Senate overlooked price of cancer drugs: experts

Medicines

12 Apr 2016

Experts have criticised a Senate report on access to innovative  cancer drugs for failing to take into account the impact of drug prices.

Published late last year the report titled Availability of new, innovative and specialist cancer drugs in Australia addressed the health burden of cancer on society; the impact on patients of delayed access to cancer medicines; the challenges in assessing cost-effectiveness, as well as ways to improve health technology assessment (HTA).

However, according to ethics experts from the University of Sydney the report lacked an “in-depth consideration of why new cancer drugs cost so much, and what could be done about it”.

“The report’s overlooking of drug prices is significant because adjusting HTA processes to provide earlier access to more drugs without reforming the way we price cancer drugs will mean an increasingly large proportion of our health budget will be directed to medicines in general, and cancer medicines in particular” they wrote in a perspective article in the MJA.

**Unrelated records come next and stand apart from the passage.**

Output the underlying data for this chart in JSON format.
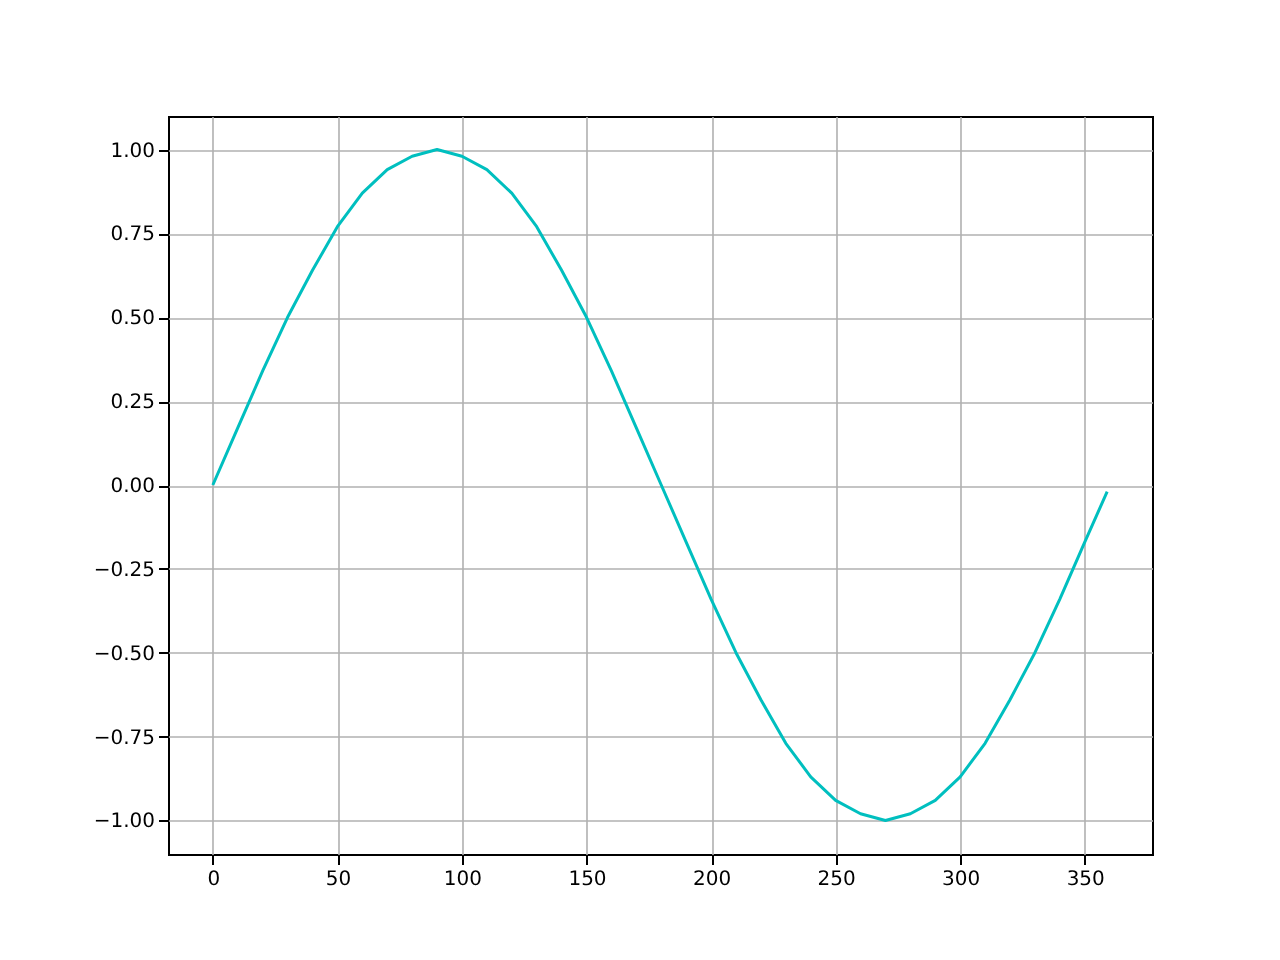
{
  "chart_data": {
    "type": "line",
    "x": [
      0,
      10,
      20,
      30,
      40,
      50,
      60,
      70,
      80,
      90,
      100,
      110,
      120,
      130,
      140,
      150,
      160,
      170,
      180,
      190,
      200,
      210,
      220,
      230,
      240,
      250,
      260,
      270,
      280,
      290,
      300,
      310,
      320,
      330,
      340,
      350,
      359
    ],
    "series": [
      {
        "color": "#00bfbf",
        "values": [
          0,
          0.17,
          0.34,
          0.5,
          0.64,
          0.77,
          0.87,
          0.94,
          0.98,
          1.0,
          0.98,
          0.94,
          0.87,
          0.77,
          0.64,
          0.5,
          0.34,
          0.17,
          0,
          -0.17,
          -0.34,
          -0.5,
          -0.64,
          -0.77,
          -0.87,
          -0.94,
          -0.98,
          -1.0,
          -0.98,
          -0.94,
          -0.87,
          -0.77,
          -0.64,
          -0.5,
          -0.34,
          -0.17,
          -0.02
        ]
      }
    ],
    "xlim": [
      -18,
      377
    ],
    "ylim": [
      -1.1,
      1.1
    ],
    "xticks": [
      0,
      50,
      100,
      150,
      200,
      250,
      300,
      350
    ],
    "yticks": [
      {
        "value": -1,
        "label": "−1.00"
      },
      {
        "value": -0.75,
        "label": "−0.75"
      },
      {
        "value": -0.5,
        "label": "−0.50"
      },
      {
        "value": -0.25,
        "label": "−0.25"
      },
      {
        "value": 0,
        "label": "0.00"
      },
      {
        "value": 0.25,
        "label": "0.25"
      },
      {
        "value": 0.5,
        "label": "0.50"
      },
      {
        "value": 0.75,
        "label": "0.75"
      },
      {
        "value": 1,
        "label": "1.00"
      }
    ],
    "grid": true,
    "marker": "none",
    "line_style": "solid"
  }
}
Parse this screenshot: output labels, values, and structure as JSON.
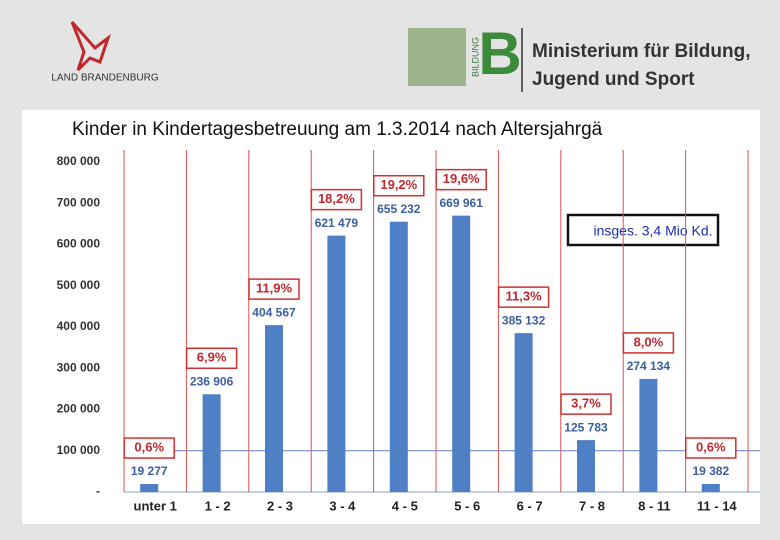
{
  "header": {
    "state_logo": "LAND BRANDENBURG",
    "ministry_mark": "BILDUNG",
    "ministry_letter": "B",
    "ministry_line1": "Ministerium für Bildung,",
    "ministry_line2": "Jugend und Sport"
  },
  "chart_data": {
    "type": "bar",
    "title": "Kinder in Kindertagesbetreuung am 1.3.2014 nach Altersjahrgä",
    "annotation": "insges. 3,4 Mio Kd.",
    "categories": [
      "unter 1",
      "1 - 2",
      "2 - 3",
      "3 - 4",
      "4 - 5",
      "5 - 6",
      "6 - 7",
      "7 - 8",
      "8 - 11",
      "11 - 14"
    ],
    "values": [
      19277,
      236906,
      404567,
      621479,
      655232,
      669961,
      385132,
      125783,
      274134,
      19382
    ],
    "value_labels": [
      "19 277",
      "236 906",
      "404 567",
      "621 479",
      "655 232",
      "669 961",
      "385 132",
      "125 783",
      "274 134",
      "19 382"
    ],
    "share_labels": [
      "0,6%",
      "6,9%",
      "11,9%",
      "18,2%",
      "19,2%",
      "19,6%",
      "11,3%",
      "3,7%",
      "8,0%",
      "0,6%"
    ],
    "color": "#4f7fc4",
    "ylim": [
      0,
      800000
    ],
    "yticks": [
      {
        "value": 0,
        "label": "-"
      },
      {
        "value": 100000,
        "label": "100 000"
      },
      {
        "value": 200000,
        "label": "200 000"
      },
      {
        "value": 300000,
        "label": "300 000"
      },
      {
        "value": 400000,
        "label": "400 000"
      },
      {
        "value": 500000,
        "label": "500 000"
      },
      {
        "value": 600000,
        "label": "600 000"
      },
      {
        "value": 700000,
        "label": "700 000"
      },
      {
        "value": 800000,
        "label": "800 000"
      }
    ]
  }
}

There were lessons to be learnt from other countries; for instance the UK had inadvertently paid more for cancer drugs than most other European countries after establishing a Cancer Drugs Fund that was designed to provide access to drugs not approved by its cost-effectiveness body, they cautioned.

They suggested one reason the Senate report failed to focus on drug prices was that price and profit expectations for pharmaceutical markets were set internationally, with Australia being a ‘small player’  in the market.

Nevertheless, there was a need for greater transparency around both HTA and price negotiations, they said.

At the moment decisions about access to cancer medicines were made behind closed doors because of a ‘perceived need’ to maintain commercial confidentiality.

“It is understandable that companies would not want to completely reveal their commercial interests, but without greater openness about how funding decisions are made…we will remain unable to optimise the utilisation of our health resources in a way that works for both society and the pharmaceutical industry,” they concluded.